Der Weg des David Saremba vom Sorgenkind zum Senkrechtstarter

Wer ist der 22-jährige David Saremba, der Österreich bei der diesjährigen World Class in Glasgow vertrat? Wir haben den Bayer, der im Innsbrucker Liquid Diary arbeitet, besucht. Und einen überaus geradlinigen Jung-Bartender getroffen.

 

„Viele Außenstehende meinten, ich sei zu jung und zu unerfahren, aber ich hatte mein Ziel vor Augen.“ Im Rückblick klingt vieles in David Sarembas Werdegang wie von einer höheren Regie, deren Namen jeder selbst einsetzen darf, erdacht.

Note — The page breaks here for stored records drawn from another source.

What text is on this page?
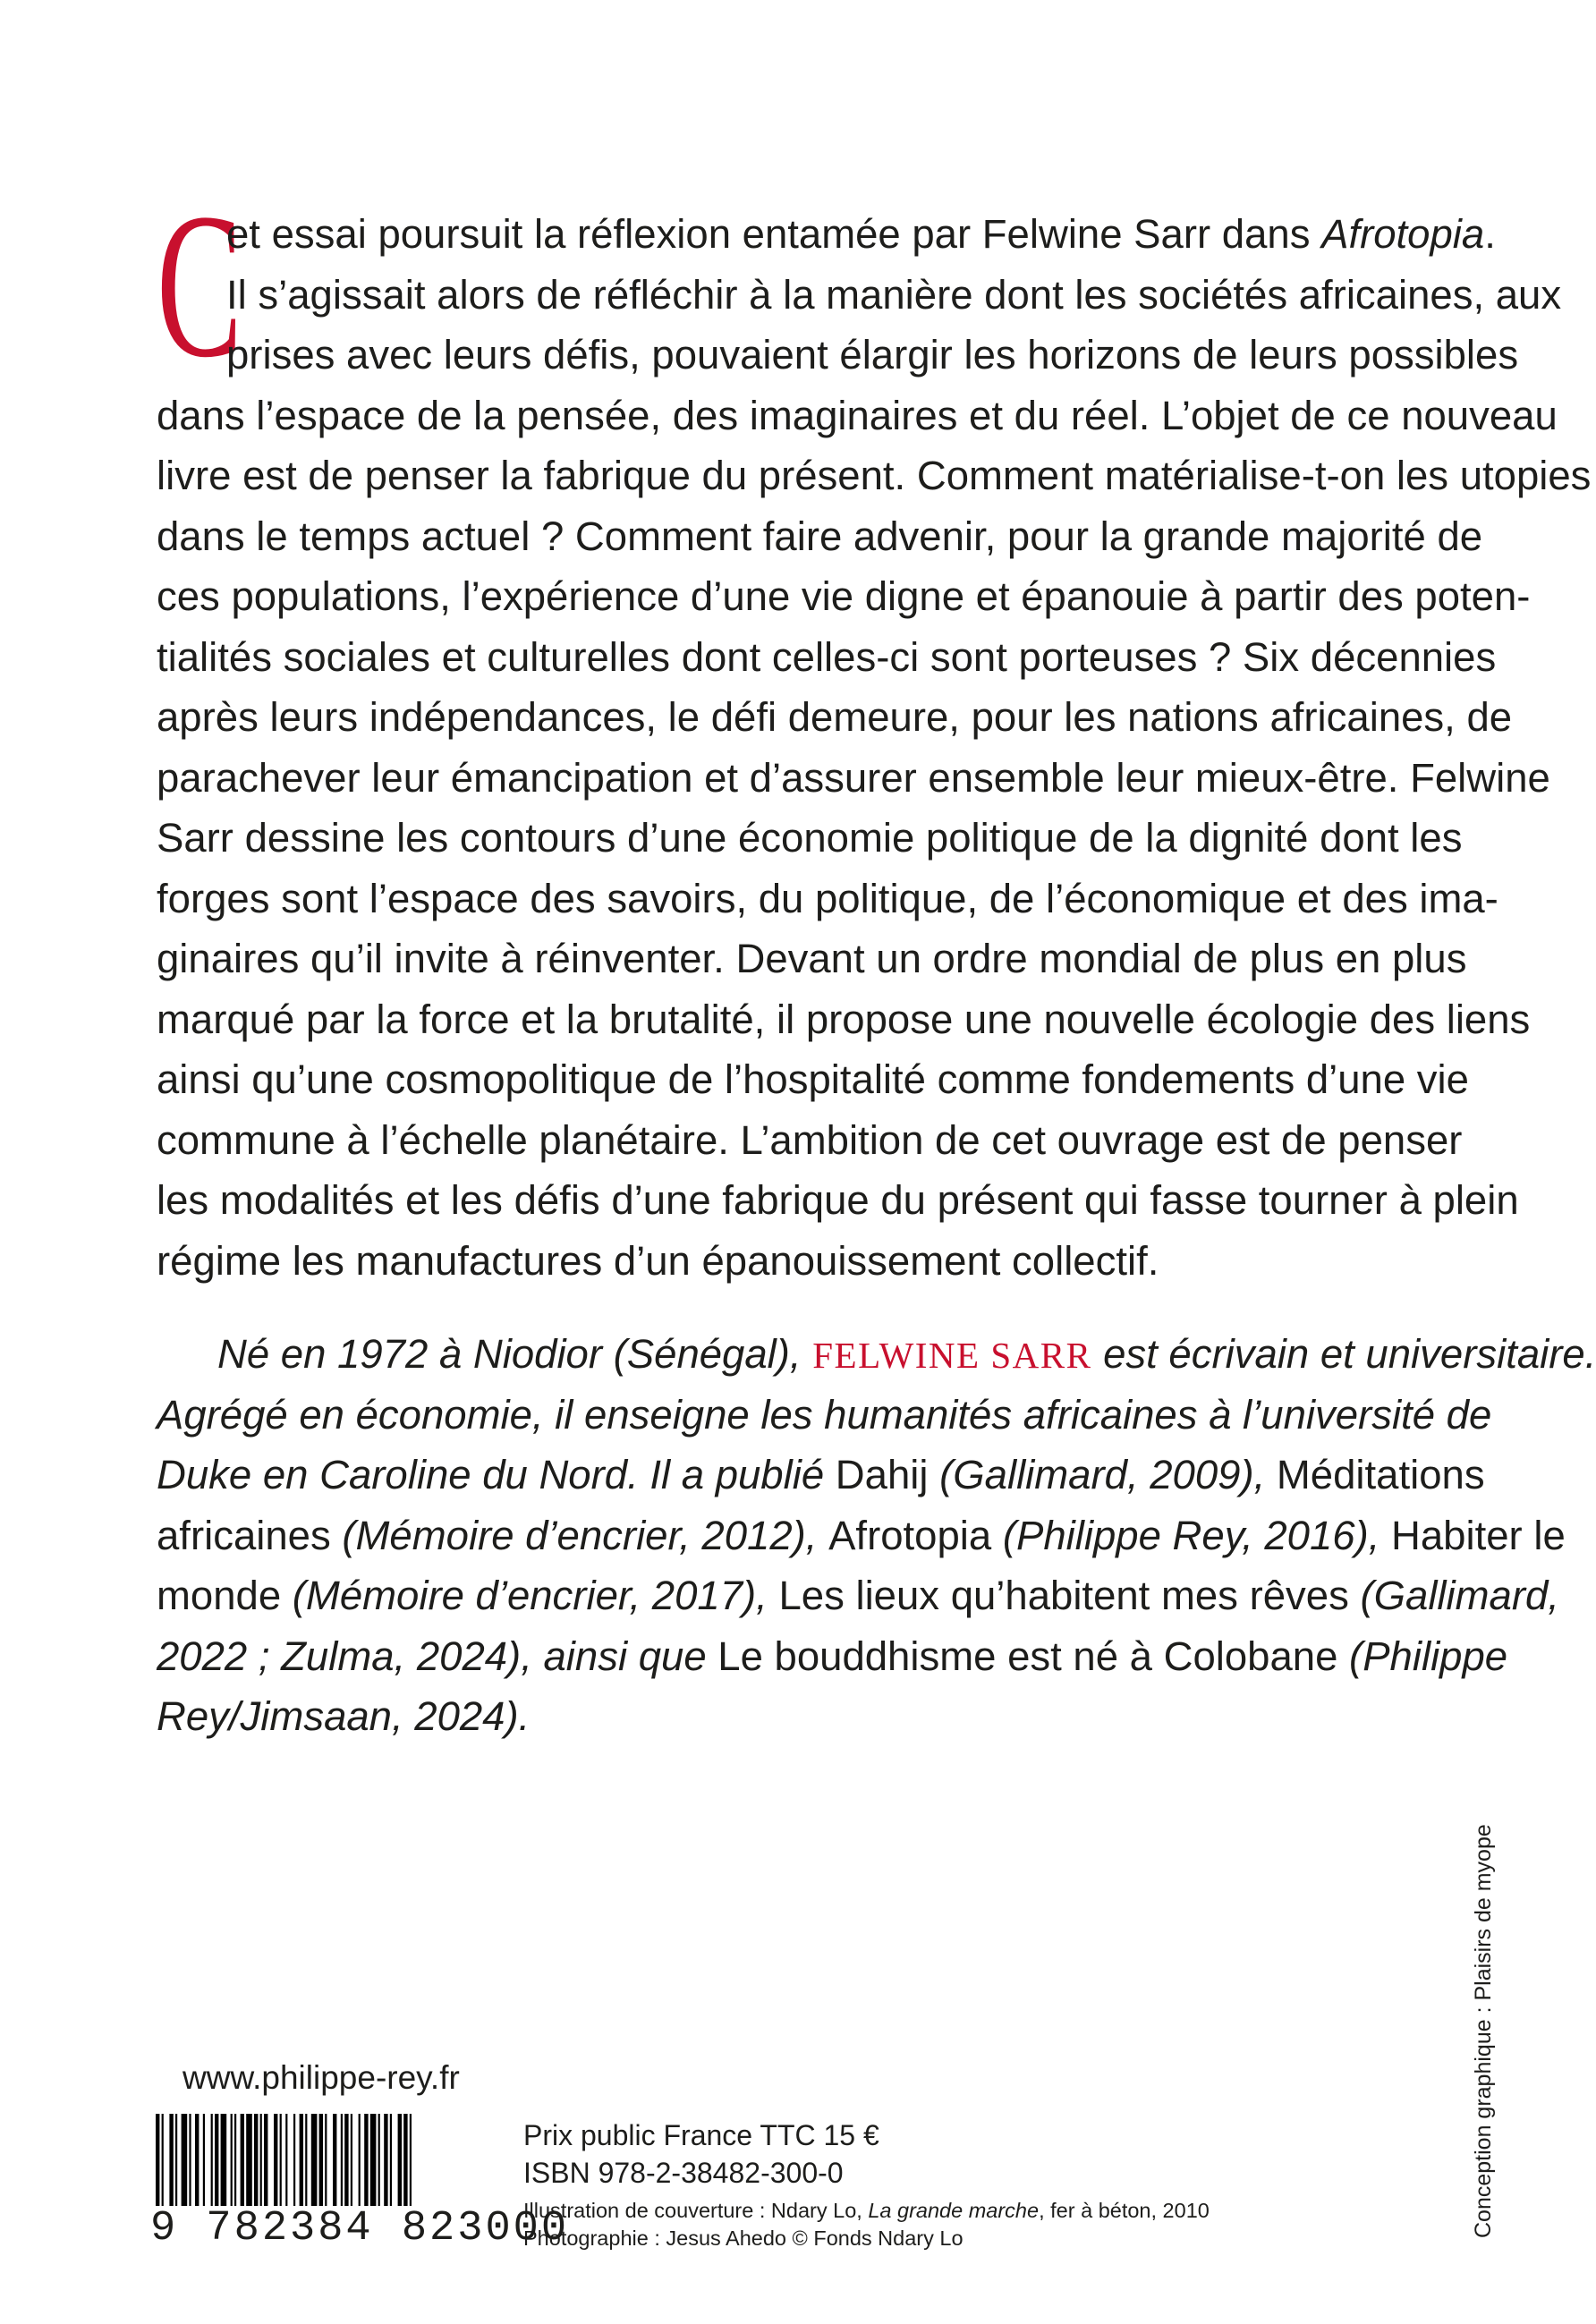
C
et essai poursuit la réflexion entamée par Felwine Sarr dans Afrotopia.
Il s’agissait alors de réfléchir à la manière dont les sociétés africaines, aux
prises avec leurs défis, pouvaient élargir les horizons de leurs possibles
dans l’espace de la pensée, des imaginaires et du réel. L’objet de ce nouveau
livre est de penser la fabrique du présent. Comment matérialise-t-on les utopies
dans le temps actuel ? Comment faire advenir, pour la grande majorité de
ces populations, l’expérience d’une vie digne et épanouie à partir des poten-
tialités sociales et culturelles dont celles-ci sont porteuses ? Six décennies
après leurs indépendances, le défi demeure, pour les nations africaines, de
parachever leur émancipation et d’assurer ensemble leur mieux-être. Felwine
Sarr dessine les contours d’une économie politique de la dignité dont les
forges sont l’espace des savoirs, du politique, de l’économique et des ima-
ginaires qu’il invite à réinventer. Devant un ordre mondial de plus en plus
marqué par la force et la brutalité, il propose une nouvelle écologie des liens
ainsi qu’une cosmopolitique de l’hospitalité comme fondements d’une vie
commune à l’échelle planétaire. L’ambition de cet ouvrage est de penser
les modalités et les défis d’une fabrique du présent qui fasse tourner à plein
régime les manufactures d’un épanouissement collectif.
Né en 1972 à Niodior (Sénégal), FELWINE SARR est écrivain et universitaire.
Agrégé en économie, il enseigne les humanités africaines à l’université de
Duke en Caroline du Nord. Il a publié Dahij (Gallimard, 2009), Méditations
africaines (Mémoire d’encrier, 2012), Afrotopia (Philippe Rey, 2016), Habiter le
monde (Mémoire d’encrier, 2017), Les lieux qu’habitent mes rêves (Gallimard,
2022 ; Zulma, 2024), ainsi que Le bouddhisme est né à Colobane (Philippe
Rey/Jimsaan, 2024).
www.philippe-rey.fr
9 782384 823000
Prix public France TTC 15 €
ISBN 978-2-38482-300-0
Illustration de couverture : Ndary Lo, La grande marche, fer à béton, 2010
Photographie : Jesus Ahedo © Fonds Ndary Lo	Conception graphique : Plaisirs de myope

Man könnte fast Fatalist werden, wenn „Dave“ den Weg vom kleinen Chiemgauer Dorf zum österreichischen World-Class-Gewinner mit gerade 22 Jahren schildert. Denn von „Wunderkind“ erzählt diese Geschichte nichts, selbst vom „Naturtalent“ will der gebürtige Bayer nichts wissen. Viel eher kommen Fleiß und Zielstrebigkeit immer wieder zur Sprache. Denn für den Weg an die Bar sprach beim kleinen David lange genau gar nichts.

Bar-Anhimmeln im Hotel

Mit 15 Jahren vom Gymnasium gegangen – „aufgrund meiner nicht so überragenden Noten“ –, machte die berufliche Zukunft der Familie Saremba vorerst Sorgen: „Handwerklich bin ich nicht sehr begabt, deswegen haben wir beratschlagt, was ich machen könnte. Relativ schnell kamen wir auf die Gastronomie, da ich gerne mit Menschen arbeiten wollte.“

Ein erfolgreiches Praktikum stellte die Weichen aber schnell in Richtung Tresen. Drei Jahre im Hotel Gut Ising am heimatlichen Chiemsee halfen der Engführung in Sachen Gästebetreuung. Rezeption oder andere Bereiche des Hotels erwiesen sich nicht als Stärken, viel lieber schaute Dave Saremba bei den Jungs in der Bar vorbei. „Sie waren halt die Coolsten im Hotel, so wie das oftmals der Fall ist.“ Und hatte die Crew einen guten Tag, durfte er sogar beim Mise en Place helfen.

Doch wer immer strebend sich bemüht, den kann man bekanntlich erlösen, wobei die „faustische“ Lösung in diesem Falle an der Pool-Bar stattfand. „Das waren zu 90 Prozent Smoothies und Kinder-Cocktails“ erinnert sich Saremba. Doch erstens hatte er einen Shaker und zweitens Zeit zum Experimentieren. Und vor allem stellte sich die Leidenschaft ein. „Ich habe bemerkt, dass mir das kreative Arbeiten an der Bar in Kombination mit dem direkten Gästekontakt gefällt.“ Und so folgte zum 18. Geburtstag das Geschenk an sich selbst: Die Frage, ob er denn im Gut Ising nicht auch an der Bar arbeiten dürfte.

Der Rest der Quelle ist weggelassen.